Today’s post is one I’ve been meaning to write for a while, but I took some time to really think about what I wanted to say. It’s honestly not the most cheerful news to share, and if you’re grossed out by feet you might want to stop reading right here, but it’s pretty important to me and will wind up having a big impact on my upcoming fitness routine, so I know it’s time to share.
If you’ve been reading this blog for a while, you might have noticed that I never, ever post pictures of my feet. There was this one rare shot in my recap of my trip to Punta Cana, but even in that picture one foot is hiding behind the other. Why is that, you ask?
It’s because I have a severe bunion on my right foot. A bunion, also known as hallux abducto valgus, is when your big toe points inward toward your other toes, creating a pointy bone on the side of your foot. See it there in the picture below?
I know you like my PJs 😉
Bunions are caused by a couple of different factors. According to my podiatrist, 80% of people with bunions get them from wearing shoes that are too tight, or push all your toes together (like ladies whose shoes are too narrow, or who wear high heels too often). The other 20% of bunion cases are caused by genetics, which is the kind I have. My foot looked like this when I was born, and there are a few women in my family who have bunions as well. Unfortunately, these genetic bunions are usually more severe, and are often harder to remedy.

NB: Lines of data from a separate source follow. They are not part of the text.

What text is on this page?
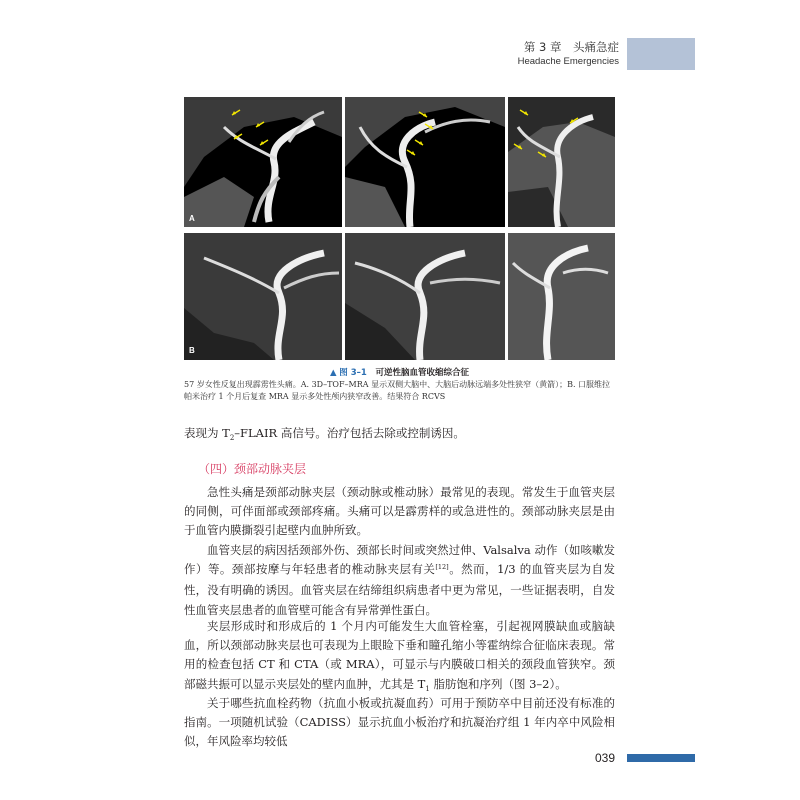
第 3 章　头痛急症
Headache Emergencies
A
B
▲ 图 3–1 可逆性脑血管收缩综合征
57 岁女性反复出现霹雳性头痛。A. 3D–TOF–MRA 显示双侧大脑中、大脑后动脉远端多处性狭窄（黄箭）；B. 口服维拉帕米治疗 1 个月后复查 MRA 显示多处性颅内狭窄改善。结果符合 RCVS
表现为 $T_2$–FLAIR 高信号。治疗包括去除或控制诱因。
（四）颈部动脉夹层
急性头痛是颈部动脉夹层（颈动脉或椎动脉）最常见的表现。常发生于血管夹层的同侧，可伴面部或颈部疼痛。头痛可以是霹雳样的或急进性的。颈部动脉夹层是由于血管内膜撕裂引起壁内血肿所致。
血管夹层的病因括颈部外伤、颈部长时间或突然过伸、Valsalva 动作（如咳嗽发作）等。颈部按摩与年轻患者的椎动脉夹层有关[12]。然而，1/3 的血管夹层为自发性，没有明确的诱因。血管夹层在结缔组织病患者中更为常见，一些证据表明，自发性血管夹层患者的血管壁可能含有异常弹性蛋白。
夹层形成时和形成后的 1 个月内可能发生大血管栓塞，引起视网膜缺血或脑缺血，所以颈部动脉夹层也可表现为上眼睑下垂和瞳孔缩小等霍纳综合征临床表现。常用的检查包括 CT 和 CTA（或 MRA），可显示与内膜破口相关的颈段血管狭窄。颈部磁共振可以显示夹层处的壁内血肿，尤其是 $T_1$ 脂肪饱和序列（图 3–2）。
关于哪些抗血栓药物（抗血小板或抗凝血药）可用于预防卒中目前还没有标准的指南。一项随机试验（CADISS）显示抗血小板治疗和抗凝治疗组 1 年内卒中风险相似，年风险率均较低
039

Speaking of remedies, you may be wondering what happens when you have a bunion, and if it needs to be fixed. Unfortunately, the only way to fix a bunion is through surgery. Sure, you can buy different inserts for your shoe or try night braces (I’ve tried ’em all) but my doc swears they don’t do any good, and I have to say that in my experience, he is absolutely right.
Now of course surgery is pretty drastic, so you may be wondering why in the heck you would get surgery on your foot just because a bone sticks out. What’s the big deal, right?
Well, for me, my bunion has grown extremely painful in the last year or so. There are certain shoes that I no longer wear because after just a few minutes in them, my foot will be throbbing. Even once I take the painful shoes off, my foot will continue to hurt, and it’s starting to get really uncomfortable and annoying. All the running doesn’t help, and each and every time I run, my foot is painful. That’s a lot of pain. I would say that my foot hurts each and every day, and some days it hurts worse than others.
Here you can see how red and irritated the skin is after wearing a cute pair of booties all day.
I’ve always known I would need to have this surgery one day; even when I was a little kid I went to the doctor for my foot and he told me that one day, “when you’re in your 20s,” you will probably need to have surgery. Blissfully, that seemed so far away, so I didn’t give it much thought.
Then a couple years ago I saw another doctor, who confirmed that surgery was in my imminent future. He told me to wait to have the surgery until I was in a lot of pain, since the recovery is pretty brutal and takes a long time. I remember happily replying that my foot didn’t hurt that much, so I would wait. Then I went on my way and once again, put my foot problems on the back burner.
Then this year, for whatever reason, my foot started to really hurt. A lot. I went to the doctor before Thanksgiving, and he gave me the news I was dreading – it’s time.
So what’s next? Well, I will be getting surgery on my foot on January 9. I will have to be on crutches for a month, and then in a boot for about 6 – 10 weeks, depending on how fast my foot heals. That means I will (hopefully) be out of my boot sometime in March, and can slowly start working my strength back up for running and other fitness activities at that time.
The doctor did warn me that it could take months (even after the boot) before my foot feels comfortable again, and it could even be up to a year before it’s fully back to normal. Yikes.
Of course this means that the DC Rock ‘n Roll half in March that I already have a bib for is now out (I was so excited for that race!!) and I am going to have to find an alternative way to stay in shape in the late winter/early spring (I have a feeling my abs and upper body will be ridiculous!). Although all of this news really depressed me at first, I have now come to accept it.
My foot has been bothering me so much lately, that I know this is something I need to take care of. Fabio pointed out that I’m only 25 years old, and I have a loooong life ahead of me. Do I want to spend the rest of my life in pain? No. The doctor also told me that the younger I am when I get the surgery, the easier the recovery will be, so it just doesn’t make sense to put it off any longer. My job is going to let me work from home while I’m on crutches, which is a huge help.
All of this is to say that the blog is going to be a bit light on the fitness front at the beginning of next year, so expect a lot of recipes and food talk instead. 😉 I hope you’ll all continue reading even though there will be less fitness talk, and I will do my best to continue varying my posts and keeping things interesting.
For now I’m trying my best to stay positive about the whole thing, but you can bet I’m scared and more than a little sad about it. Sigh.
Question of the day: Have you ever been injured/out of the fitness game for so long?